Expectant parents are met with several options for cord blood banking. The promise of possible treatments for horrific diseases makes the spendy options of private cord blood banking seem appealing. What parent wants to be on the other end looking back and saying to themselves "If we had only..."The full story, as is often the case, is more complicated. The American Academy of Pediatrics just updated their position on cord blood banking. The advice boils down to two times when they recommend banking cord blood:
- Private cord-blood banking if the newborn has a full sibling with a condition that could be treated with a transfusion of cord blood.
- Donation to a public cord blood bank where the blood can be used by anyone in need with a matching type.

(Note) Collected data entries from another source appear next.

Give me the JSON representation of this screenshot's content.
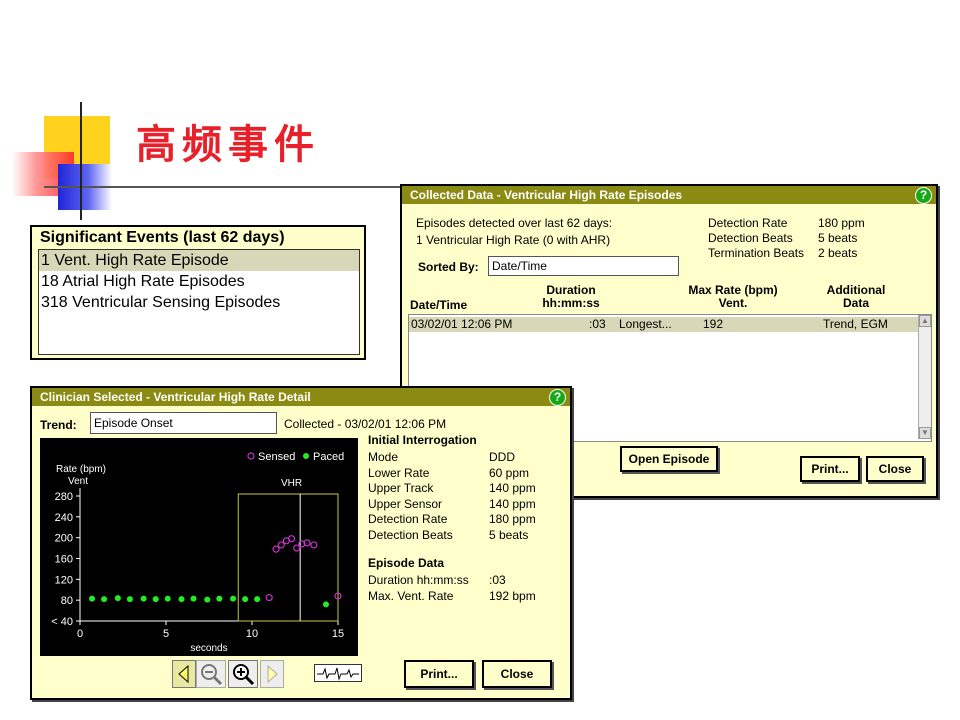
{
  "slide": {
    "title": "高频事件"
  },
  "significant_events": {
    "title": "Significant Events (last 62 days)",
    "items": [
      "1 Vent. High Rate Episode",
      "18 Atrial High Rate Episodes",
      "318 Ventricular Sensing Episodes"
    ]
  },
  "collected": {
    "title": "Collected Data - Ventricular High Rate Episodes",
    "help": "?",
    "summary1": "Episodes detected over last 62 days:",
    "summary2": "1 Ventricular High Rate (0 with AHR)",
    "detection_rate_label": "Detection Rate",
    "detection_rate_value": "180 ppm",
    "detection_beats_label": "Detection Beats",
    "detection_beats_value": "5 beats",
    "termination_beats_label": "Termination Beats",
    "termination_beats_value": "2 beats",
    "sorted_by_label": "Sorted By:",
    "sorted_by_value": "Date/Time",
    "col_date": "Date/Time",
    "col_duration": "Duration\nhh:mm:ss",
    "col_maxrate": "Max Rate (bpm)\nVent.",
    "col_additional": "Additional\nData",
    "row": {
      "date": "03/02/01 12:06 PM",
      "duration": ":03",
      "note": "Longest...",
      "rate": "192",
      "additional": "Trend, EGM"
    },
    "open_episode": "Open Episode",
    "print": "Print...",
    "close": "Close"
  },
  "detail": {
    "title": "Clinician Selected - Ventricular High Rate Detail",
    "help": "?",
    "trend_label": "Trend:",
    "trend_value": "Episode Onset",
    "collected_text": "Collected - 03/02/01 12:06 PM",
    "initial_interrogation": "Initial Interrogation",
    "params": [
      {
        "label": "Mode",
        "value": "DDD"
      },
      {
        "label": "Lower Rate",
        "value": "60 ppm"
      },
      {
        "label": "Upper Track",
        "value": "140 ppm"
      },
      {
        "label": "Upper Sensor",
        "value": "140 ppm"
      },
      {
        "label": "Detection Rate",
        "value": "180 ppm"
      },
      {
        "label": "Detection Beats",
        "value": "5 beats"
      }
    ],
    "episode_data": "Episode Data",
    "episode_params": [
      {
        "label": "Duration hh:mm:ss",
        "value": ":03"
      },
      {
        "label": "Max. Vent. Rate",
        "value": "192 bpm"
      }
    ],
    "print": "Print...",
    "close": "Close"
  },
  "chart_data": {
    "type": "scatter",
    "ylabel_line1": "Rate (bpm)",
    "ylabel_line2": "Vent",
    "xlabel": "seconds",
    "xlim": [
      0,
      15
    ],
    "ylim": [
      40,
      280
    ],
    "yticks": [
      "280",
      "240",
      "200",
      "160",
      "120",
      "80",
      "< 40"
    ],
    "ytick_values": [
      280,
      240,
      200,
      160,
      120,
      80,
      40
    ],
    "xticks": [
      0,
      5,
      10,
      15
    ],
    "legend": {
      "sensed": "Sensed",
      "paced": "Paced",
      "position": "top-right"
    },
    "vhr_label": "VHR",
    "vhr_window": [
      9.2,
      15
    ],
    "vhr_marker": 12.8,
    "colors": {
      "sensed": "#cc33cc",
      "paced": "#22ee22",
      "axis": "#ffffff",
      "window": "#c8c840"
    },
    "series": [
      {
        "name": "Paced",
        "marker": "filled",
        "points": [
          [
            0.7,
            83
          ],
          [
            1.4,
            82
          ],
          [
            2.2,
            84
          ],
          [
            2.9,
            82
          ],
          [
            3.7,
            83
          ],
          [
            4.4,
            82
          ],
          [
            5.1,
            83
          ],
          [
            5.9,
            82
          ],
          [
            6.6,
            83
          ],
          [
            7.4,
            81
          ],
          [
            8.1,
            83
          ],
          [
            8.9,
            83
          ],
          [
            9.6,
            82
          ],
          [
            10.3,
            82
          ],
          [
            14.3,
            72
          ]
        ]
      },
      {
        "name": "Sensed",
        "marker": "open",
        "points": [
          [
            11.0,
            85
          ],
          [
            11.4,
            178
          ],
          [
            11.7,
            186
          ],
          [
            12.0,
            194
          ],
          [
            12.3,
            198
          ],
          [
            12.6,
            180
          ],
          [
            12.9,
            188
          ],
          [
            13.2,
            190
          ],
          [
            13.6,
            186
          ],
          [
            15.0,
            88
          ]
        ]
      }
    ]
  }
}
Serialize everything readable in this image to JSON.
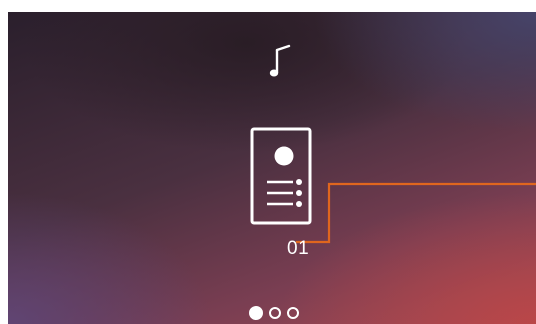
{
  "screen": {
    "music_icon": "music-note-icon",
    "device_icon": "door-entry-panel-icon",
    "device_label": "01",
    "callout_color": "#e0661e"
  },
  "pager": {
    "page_count": 3,
    "active_page": 1
  }
}
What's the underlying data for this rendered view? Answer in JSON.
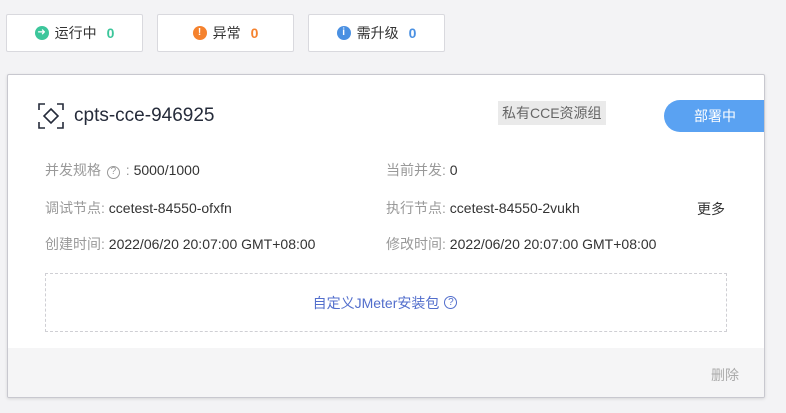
{
  "statusFilters": [
    {
      "label": "运行中",
      "count": "0",
      "icon": "arrow-right-circle-icon",
      "color": "#3cc69b",
      "glyph": "➜"
    },
    {
      "label": "异常",
      "count": "0",
      "icon": "warning-circle-icon",
      "color": "#f5822e",
      "glyph": "!"
    },
    {
      "label": "需升级",
      "count": "0",
      "icon": "info-circle-icon",
      "color": "#4a90e2",
      "glyph": "i"
    }
  ],
  "cluster": {
    "name": "cpts-cce-946925",
    "groupTag": "私有CCE资源组",
    "statusButton": "部署中",
    "concurrencySpecLabel": "并发规格",
    "concurrencySpecSep": " : ",
    "concurrencySpecValue": "5000/1000",
    "currentConcurrencyLabel": "当前并发: ",
    "currentConcurrencyValue": "0",
    "debugNodeLabel": "调试节点: ",
    "debugNodeValue": "ccetest-84550-ofxfn",
    "execNodeLabel": "执行节点: ",
    "execNodeValue": "ccetest-84550-2vukh",
    "more": "更多",
    "createdLabel": "创建时间: ",
    "createdValue": "2022/06/20 20:07:00 GMT+08:00",
    "modifiedLabel": "修改时间: ",
    "modifiedValue": "2022/06/20 20:07:00 GMT+08:00",
    "jmeterLink": "自定义JMeter安装包",
    "deleteLabel": "删除"
  },
  "colors": {
    "accent": "#5aa2f2",
    "link": "#526ecc"
  }
}
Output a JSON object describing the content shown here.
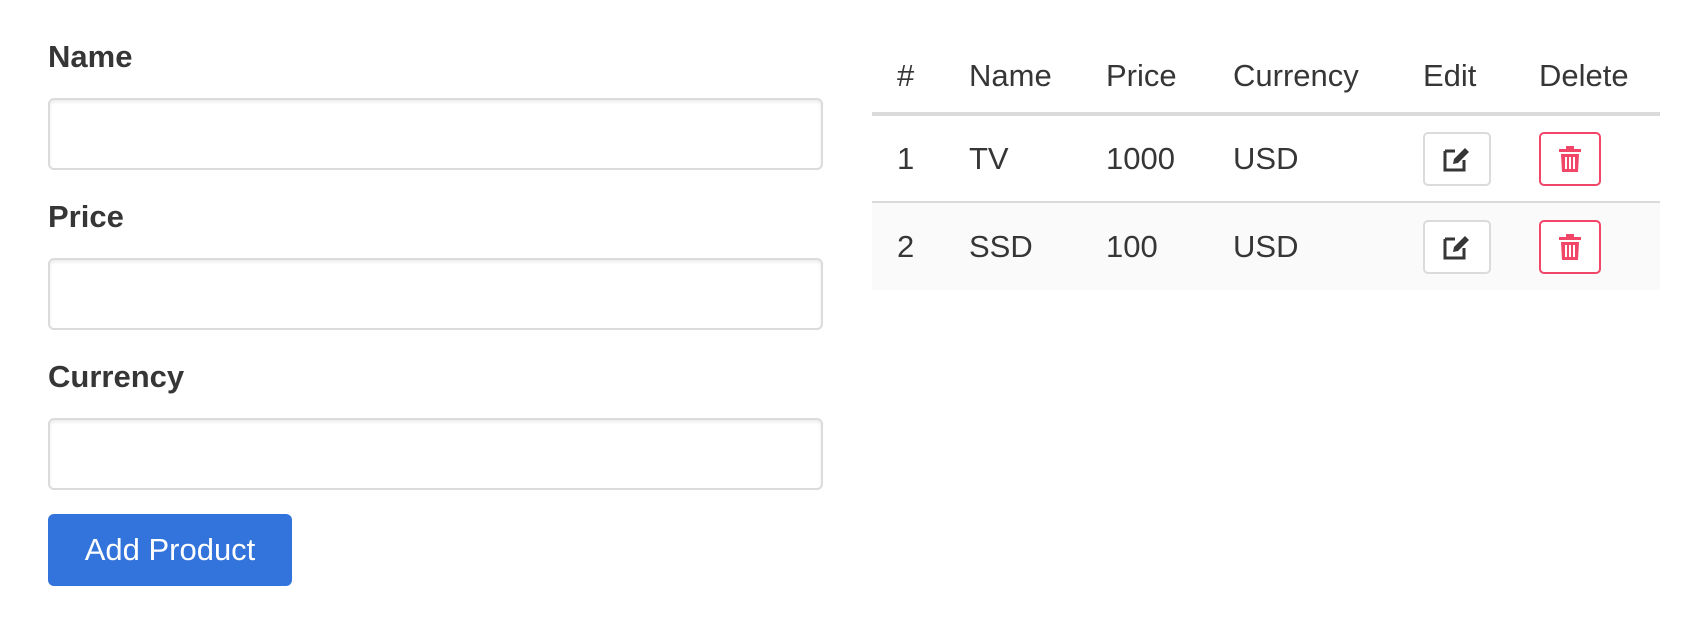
{
  "form": {
    "name_label": "Name",
    "name_value": "",
    "price_label": "Price",
    "price_value": "",
    "currency_label": "Currency",
    "currency_value": "",
    "submit_label": "Add Product"
  },
  "table": {
    "headers": {
      "num": "#",
      "name": "Name",
      "price": "Price",
      "currency": "Currency",
      "edit": "Edit",
      "delete": "Delete"
    },
    "rows": [
      {
        "num": "1",
        "name": "TV",
        "price": "1000",
        "currency": "USD"
      },
      {
        "num": "2",
        "name": "SSD",
        "price": "100",
        "currency": "USD"
      }
    ]
  },
  "icons": {
    "edit": "edit-icon",
    "delete": "trash-icon"
  },
  "colors": {
    "primary": "#3273dc",
    "danger": "#f14668",
    "text": "#363636",
    "border": "#dbdbdb",
    "row_stripe": "#fafafa"
  }
}
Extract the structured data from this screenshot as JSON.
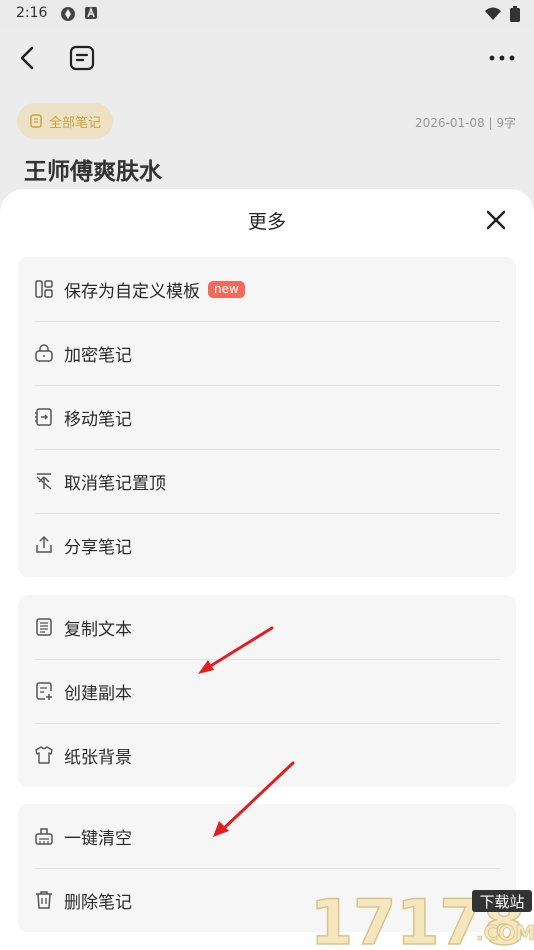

The companies marketing private blood banking services would have consumers believe that cord blood is a magical cure-all for any number of conditions. Viacord says cord blood "offers potential lifesaving treatments for your child or a family member," and offers a list of potential diseases that could be treated with cord blood. What is included at the bottom of the page (following the asterix) is the information that "the odds that a family without a defined risk will
need to use their child's umbilical cord blood are low. There is no
guarantee that the umbilical cord blood will be a match for a family
member or will provide a cure."
One is then left to the idea that there is a lot of wisdom in the recommendation that public cord blood banking is a good idea. Private cord blood banking on the other hand seems like a favorable option in only specific circumstances.